Graphic by Yogesh Kumar/Mint
In any auction, the price realized will be closer to the spot market rates, and depending on available lots, can also be volatile. This volatility will, in turn, be transmitted to JSW Steel’s cost of production. It would instead prefer to buy some stocks from the auction, and the rest from NMDC at long-term contract rates. That would put it on equal footing with other large steel producers, and also allow it to price its own long-term steel contracts accordingly.
JSW Steel’s alternatives are to buy ore from other states, or if that is not viable, cut back steel production. It appears to have decided on the latter, unless the situation changes.
So, what does this mean for the company? Its steel production getting affected was known, but the extent is a surprise. It had expanded capacity, so production is still higher. Thus, in August it operated at 75% utilization, but crude steel production rose by 23% year-on-year; in July, output rose by 15% despite a cut in production. Chances are it may end the September quarter at reasonable levels. The next quarter is not certain, however.
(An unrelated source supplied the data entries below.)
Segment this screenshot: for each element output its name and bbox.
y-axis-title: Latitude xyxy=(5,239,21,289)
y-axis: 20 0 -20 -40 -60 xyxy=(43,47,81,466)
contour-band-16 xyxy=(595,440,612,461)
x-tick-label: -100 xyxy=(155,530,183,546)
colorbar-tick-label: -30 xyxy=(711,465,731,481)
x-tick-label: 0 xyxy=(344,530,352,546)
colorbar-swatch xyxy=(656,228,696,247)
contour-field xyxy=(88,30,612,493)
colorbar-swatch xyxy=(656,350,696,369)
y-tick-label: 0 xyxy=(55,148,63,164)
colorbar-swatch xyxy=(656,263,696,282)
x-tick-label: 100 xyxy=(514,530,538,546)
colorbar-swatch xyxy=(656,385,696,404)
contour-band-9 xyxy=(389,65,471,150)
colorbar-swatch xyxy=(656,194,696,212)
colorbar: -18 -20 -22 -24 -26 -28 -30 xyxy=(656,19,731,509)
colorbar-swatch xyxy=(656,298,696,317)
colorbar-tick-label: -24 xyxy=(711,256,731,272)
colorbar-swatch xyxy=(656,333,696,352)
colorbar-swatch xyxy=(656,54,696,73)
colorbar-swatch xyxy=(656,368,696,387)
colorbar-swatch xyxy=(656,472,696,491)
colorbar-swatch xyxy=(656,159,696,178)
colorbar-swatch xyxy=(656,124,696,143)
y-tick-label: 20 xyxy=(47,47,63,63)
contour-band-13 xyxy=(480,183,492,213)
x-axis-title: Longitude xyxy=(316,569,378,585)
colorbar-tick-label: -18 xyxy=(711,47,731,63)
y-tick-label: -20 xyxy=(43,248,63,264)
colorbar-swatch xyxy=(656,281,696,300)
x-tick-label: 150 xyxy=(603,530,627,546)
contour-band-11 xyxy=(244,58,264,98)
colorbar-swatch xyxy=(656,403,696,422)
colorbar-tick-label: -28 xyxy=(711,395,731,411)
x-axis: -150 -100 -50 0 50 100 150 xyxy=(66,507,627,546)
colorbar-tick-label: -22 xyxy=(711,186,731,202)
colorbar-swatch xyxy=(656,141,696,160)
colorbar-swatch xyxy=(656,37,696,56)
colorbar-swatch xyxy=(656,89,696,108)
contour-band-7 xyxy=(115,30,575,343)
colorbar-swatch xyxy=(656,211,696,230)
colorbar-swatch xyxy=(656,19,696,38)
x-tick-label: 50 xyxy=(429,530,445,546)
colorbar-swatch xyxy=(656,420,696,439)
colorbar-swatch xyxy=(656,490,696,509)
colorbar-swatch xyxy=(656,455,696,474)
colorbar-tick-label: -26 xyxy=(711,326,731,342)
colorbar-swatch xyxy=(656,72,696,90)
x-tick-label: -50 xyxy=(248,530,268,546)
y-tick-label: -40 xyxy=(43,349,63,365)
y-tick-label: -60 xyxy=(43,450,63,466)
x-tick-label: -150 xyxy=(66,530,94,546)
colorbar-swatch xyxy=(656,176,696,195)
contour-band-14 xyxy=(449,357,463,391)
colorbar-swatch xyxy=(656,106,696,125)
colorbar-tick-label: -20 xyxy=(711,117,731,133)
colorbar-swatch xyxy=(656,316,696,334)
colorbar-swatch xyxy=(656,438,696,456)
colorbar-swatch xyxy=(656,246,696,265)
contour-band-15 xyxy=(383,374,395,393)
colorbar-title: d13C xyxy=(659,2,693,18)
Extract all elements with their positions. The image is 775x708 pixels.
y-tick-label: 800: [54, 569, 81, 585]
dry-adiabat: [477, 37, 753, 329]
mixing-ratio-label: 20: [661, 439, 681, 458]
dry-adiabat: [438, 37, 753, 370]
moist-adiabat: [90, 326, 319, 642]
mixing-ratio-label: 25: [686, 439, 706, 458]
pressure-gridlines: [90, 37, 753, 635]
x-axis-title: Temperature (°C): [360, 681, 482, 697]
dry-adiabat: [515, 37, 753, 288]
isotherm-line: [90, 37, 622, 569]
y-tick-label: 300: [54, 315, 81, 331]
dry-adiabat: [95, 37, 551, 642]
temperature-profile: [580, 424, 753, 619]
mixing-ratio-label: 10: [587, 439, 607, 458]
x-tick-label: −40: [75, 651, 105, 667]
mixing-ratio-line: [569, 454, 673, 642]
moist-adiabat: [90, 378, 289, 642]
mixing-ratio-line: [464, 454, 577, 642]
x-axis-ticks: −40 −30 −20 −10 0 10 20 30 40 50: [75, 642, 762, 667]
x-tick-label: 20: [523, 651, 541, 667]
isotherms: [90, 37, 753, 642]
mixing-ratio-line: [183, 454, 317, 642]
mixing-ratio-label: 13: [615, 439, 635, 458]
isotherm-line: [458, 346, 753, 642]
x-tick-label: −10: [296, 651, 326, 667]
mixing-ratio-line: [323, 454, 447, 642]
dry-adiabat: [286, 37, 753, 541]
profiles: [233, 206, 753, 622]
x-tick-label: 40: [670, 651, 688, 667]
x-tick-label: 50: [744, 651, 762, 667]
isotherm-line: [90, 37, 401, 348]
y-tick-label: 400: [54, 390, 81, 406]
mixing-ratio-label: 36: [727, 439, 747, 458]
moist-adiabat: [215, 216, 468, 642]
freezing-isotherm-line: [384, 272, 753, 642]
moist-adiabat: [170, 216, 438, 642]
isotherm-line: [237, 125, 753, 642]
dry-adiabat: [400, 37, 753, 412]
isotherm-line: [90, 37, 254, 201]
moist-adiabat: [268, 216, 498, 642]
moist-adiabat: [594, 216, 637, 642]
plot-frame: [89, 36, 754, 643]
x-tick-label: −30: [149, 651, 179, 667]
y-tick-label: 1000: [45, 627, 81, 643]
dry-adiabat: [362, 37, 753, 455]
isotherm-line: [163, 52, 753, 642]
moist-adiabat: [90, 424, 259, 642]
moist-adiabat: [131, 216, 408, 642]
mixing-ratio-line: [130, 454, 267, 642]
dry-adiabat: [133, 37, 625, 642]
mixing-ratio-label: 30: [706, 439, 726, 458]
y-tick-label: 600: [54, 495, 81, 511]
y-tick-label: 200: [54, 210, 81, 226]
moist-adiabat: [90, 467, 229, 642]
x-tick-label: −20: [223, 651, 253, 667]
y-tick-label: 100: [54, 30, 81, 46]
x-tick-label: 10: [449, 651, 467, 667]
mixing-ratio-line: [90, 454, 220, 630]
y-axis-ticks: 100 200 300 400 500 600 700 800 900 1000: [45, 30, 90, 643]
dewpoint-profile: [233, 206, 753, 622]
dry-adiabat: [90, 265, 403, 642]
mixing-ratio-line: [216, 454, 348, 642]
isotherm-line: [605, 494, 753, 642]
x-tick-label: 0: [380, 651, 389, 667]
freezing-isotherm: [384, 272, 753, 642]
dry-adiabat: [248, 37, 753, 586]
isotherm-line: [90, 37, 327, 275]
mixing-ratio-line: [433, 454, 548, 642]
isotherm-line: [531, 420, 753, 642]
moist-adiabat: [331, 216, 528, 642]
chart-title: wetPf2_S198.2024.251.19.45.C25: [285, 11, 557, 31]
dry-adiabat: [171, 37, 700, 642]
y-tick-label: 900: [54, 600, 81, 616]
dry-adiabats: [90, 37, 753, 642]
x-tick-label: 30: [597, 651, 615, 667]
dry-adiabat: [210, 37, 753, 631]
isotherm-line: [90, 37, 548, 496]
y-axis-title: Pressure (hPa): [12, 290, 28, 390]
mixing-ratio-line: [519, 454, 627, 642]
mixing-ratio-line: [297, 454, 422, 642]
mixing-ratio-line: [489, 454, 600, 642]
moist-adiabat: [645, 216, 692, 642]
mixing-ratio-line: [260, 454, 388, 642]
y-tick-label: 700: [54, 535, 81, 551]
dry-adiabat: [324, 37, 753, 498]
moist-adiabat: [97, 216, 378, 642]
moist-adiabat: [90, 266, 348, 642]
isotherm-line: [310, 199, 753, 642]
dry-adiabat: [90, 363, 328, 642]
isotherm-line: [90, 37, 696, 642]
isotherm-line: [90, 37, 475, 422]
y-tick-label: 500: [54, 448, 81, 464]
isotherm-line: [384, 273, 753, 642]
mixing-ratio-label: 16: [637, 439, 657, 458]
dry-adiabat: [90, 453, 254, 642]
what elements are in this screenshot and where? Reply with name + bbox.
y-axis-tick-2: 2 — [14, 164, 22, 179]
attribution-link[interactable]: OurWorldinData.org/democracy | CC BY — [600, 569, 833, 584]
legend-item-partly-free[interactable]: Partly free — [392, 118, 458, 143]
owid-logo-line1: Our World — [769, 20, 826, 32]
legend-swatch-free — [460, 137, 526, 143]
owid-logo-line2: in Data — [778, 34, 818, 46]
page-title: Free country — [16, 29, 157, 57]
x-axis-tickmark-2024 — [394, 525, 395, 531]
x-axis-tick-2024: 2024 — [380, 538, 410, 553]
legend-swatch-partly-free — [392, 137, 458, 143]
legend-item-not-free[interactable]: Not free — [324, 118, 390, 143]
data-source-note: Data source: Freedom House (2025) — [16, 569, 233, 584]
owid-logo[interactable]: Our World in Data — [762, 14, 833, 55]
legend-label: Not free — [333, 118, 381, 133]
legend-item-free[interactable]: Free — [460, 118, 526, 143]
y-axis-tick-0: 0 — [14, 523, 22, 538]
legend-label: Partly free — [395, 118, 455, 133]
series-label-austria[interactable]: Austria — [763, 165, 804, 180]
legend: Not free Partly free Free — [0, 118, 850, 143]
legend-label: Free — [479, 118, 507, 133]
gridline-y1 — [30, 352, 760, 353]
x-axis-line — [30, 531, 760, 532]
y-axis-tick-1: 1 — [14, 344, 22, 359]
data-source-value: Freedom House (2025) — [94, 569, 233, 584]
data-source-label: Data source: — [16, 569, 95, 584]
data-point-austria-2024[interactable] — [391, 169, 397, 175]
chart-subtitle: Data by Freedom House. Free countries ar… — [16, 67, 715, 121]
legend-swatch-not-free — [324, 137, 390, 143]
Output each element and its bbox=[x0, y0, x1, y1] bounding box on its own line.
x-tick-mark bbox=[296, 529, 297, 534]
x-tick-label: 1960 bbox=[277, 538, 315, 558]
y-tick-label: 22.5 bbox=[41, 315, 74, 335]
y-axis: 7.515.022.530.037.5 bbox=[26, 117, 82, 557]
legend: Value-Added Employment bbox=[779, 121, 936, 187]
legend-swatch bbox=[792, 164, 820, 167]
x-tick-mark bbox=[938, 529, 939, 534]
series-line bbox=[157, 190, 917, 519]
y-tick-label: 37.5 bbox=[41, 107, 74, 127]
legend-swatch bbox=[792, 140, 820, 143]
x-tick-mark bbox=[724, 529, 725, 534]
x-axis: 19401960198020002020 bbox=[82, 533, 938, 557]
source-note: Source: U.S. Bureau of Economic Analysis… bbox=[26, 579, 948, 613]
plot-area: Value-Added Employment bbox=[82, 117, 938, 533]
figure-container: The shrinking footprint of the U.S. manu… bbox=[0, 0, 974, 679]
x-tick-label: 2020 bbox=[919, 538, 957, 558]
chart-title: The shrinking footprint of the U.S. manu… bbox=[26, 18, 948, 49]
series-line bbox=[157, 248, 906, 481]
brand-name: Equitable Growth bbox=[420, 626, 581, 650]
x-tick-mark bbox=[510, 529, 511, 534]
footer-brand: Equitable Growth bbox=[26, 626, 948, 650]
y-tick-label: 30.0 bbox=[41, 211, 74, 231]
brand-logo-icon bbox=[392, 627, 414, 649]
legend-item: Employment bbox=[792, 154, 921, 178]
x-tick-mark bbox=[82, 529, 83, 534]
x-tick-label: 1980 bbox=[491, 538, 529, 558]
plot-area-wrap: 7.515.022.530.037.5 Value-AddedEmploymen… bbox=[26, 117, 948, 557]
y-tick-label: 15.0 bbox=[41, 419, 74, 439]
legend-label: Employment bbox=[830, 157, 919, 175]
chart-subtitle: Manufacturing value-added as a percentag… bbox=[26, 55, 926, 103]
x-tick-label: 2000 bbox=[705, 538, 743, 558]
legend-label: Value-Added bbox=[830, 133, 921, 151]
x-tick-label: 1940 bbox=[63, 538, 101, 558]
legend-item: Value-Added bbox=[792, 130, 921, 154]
But domestic steel demand is also slowing. So JSW Steel’s sharp uptick in production may leave it with inventories to sell in forthcoming months. It may try to ramp up production at its other units, and at JSW Ispat Steel Ltd.
Steel prices are firm, partly because of stiff raw material prices, and now also because of a weaker rupee. Rising prices will provide some cushion from the impact of low utilization on margins. The next trigger will be the e-auctions of ore, to be held on Thursday.
If JSW Steel gets its required quantity, and at prices it deems reasonable, it may calm nervous investors. But if it does not, its share price may remain volatile.